Another example from Apache

hadoop  jar $HADOOP_HOME/hadoop-streaming.jar \
-input myInputDirs \
-output myOutputDir \
-mapper org.apache.hadoop.mapred.lib.IdentityMapper \
-reducer org.apache.hadoop.mapred.lib.IdentityReducer \
-partitioner org.apache.hadoop.mapred.lib.KeyFieldBasedPartitioner \
-jobconf stream.map.output.field.separator=. \
-jobconf stream.num.map.output.key.fields=4 \
-jobconf map.output.key.field.separator=. \
-jobconf num.key.fields.for.partition=2 \
-jobconf mapred.reduce.tasks=12</pre>

Here, ‘-jobconf stream.map.output.field.separator=.’ and ‘-jobconf stream.num.map.output.key.fields=4’ are as explained in previous example. The two variables are used by streaming to identify the key/value pair of mapper.

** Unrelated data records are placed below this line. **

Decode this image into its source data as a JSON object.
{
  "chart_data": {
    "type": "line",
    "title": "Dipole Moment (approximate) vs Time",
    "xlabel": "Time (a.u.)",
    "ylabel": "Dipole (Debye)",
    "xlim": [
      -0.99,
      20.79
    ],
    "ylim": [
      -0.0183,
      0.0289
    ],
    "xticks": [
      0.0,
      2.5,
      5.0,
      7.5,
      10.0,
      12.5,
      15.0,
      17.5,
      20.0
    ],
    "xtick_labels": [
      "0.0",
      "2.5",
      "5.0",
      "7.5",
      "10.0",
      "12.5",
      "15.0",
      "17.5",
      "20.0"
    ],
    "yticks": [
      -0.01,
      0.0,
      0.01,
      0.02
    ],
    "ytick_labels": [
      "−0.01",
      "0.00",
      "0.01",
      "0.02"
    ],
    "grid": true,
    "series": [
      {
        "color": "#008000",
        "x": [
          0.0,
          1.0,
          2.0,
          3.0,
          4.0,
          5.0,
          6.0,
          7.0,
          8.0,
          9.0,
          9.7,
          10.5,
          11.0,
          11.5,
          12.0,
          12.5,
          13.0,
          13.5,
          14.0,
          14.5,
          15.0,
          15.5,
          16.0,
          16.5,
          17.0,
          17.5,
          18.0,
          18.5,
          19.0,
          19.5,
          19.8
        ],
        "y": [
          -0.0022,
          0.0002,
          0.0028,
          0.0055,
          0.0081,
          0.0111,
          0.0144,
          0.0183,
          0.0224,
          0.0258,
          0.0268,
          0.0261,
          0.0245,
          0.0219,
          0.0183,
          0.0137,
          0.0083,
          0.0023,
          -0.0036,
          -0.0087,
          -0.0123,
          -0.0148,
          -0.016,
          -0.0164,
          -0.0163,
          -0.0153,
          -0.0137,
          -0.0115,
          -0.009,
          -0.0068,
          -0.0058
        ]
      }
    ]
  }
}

The map output keys of the above Map/Reduce job normally have four fields separated by ‘“.”‘. However, the Map/Reduce framework will partition the map outputs by the first two fields of the keys using the ‘-jobconf num.key.fields.for.partition=2’ option. Here, ‘-jobconf map.output.key.field.separator=.’ specifies the separator for the partition. This guarantees that all the key/value pairs with the same first two fields in the keys will be partitioned into the same reducer.

This is effectively equivalent to specifying the first two fields as the primary key and the next two fields as the secondary. The primary key is used for partitioning, and the combination of the primary and secondary keys is used for sorting.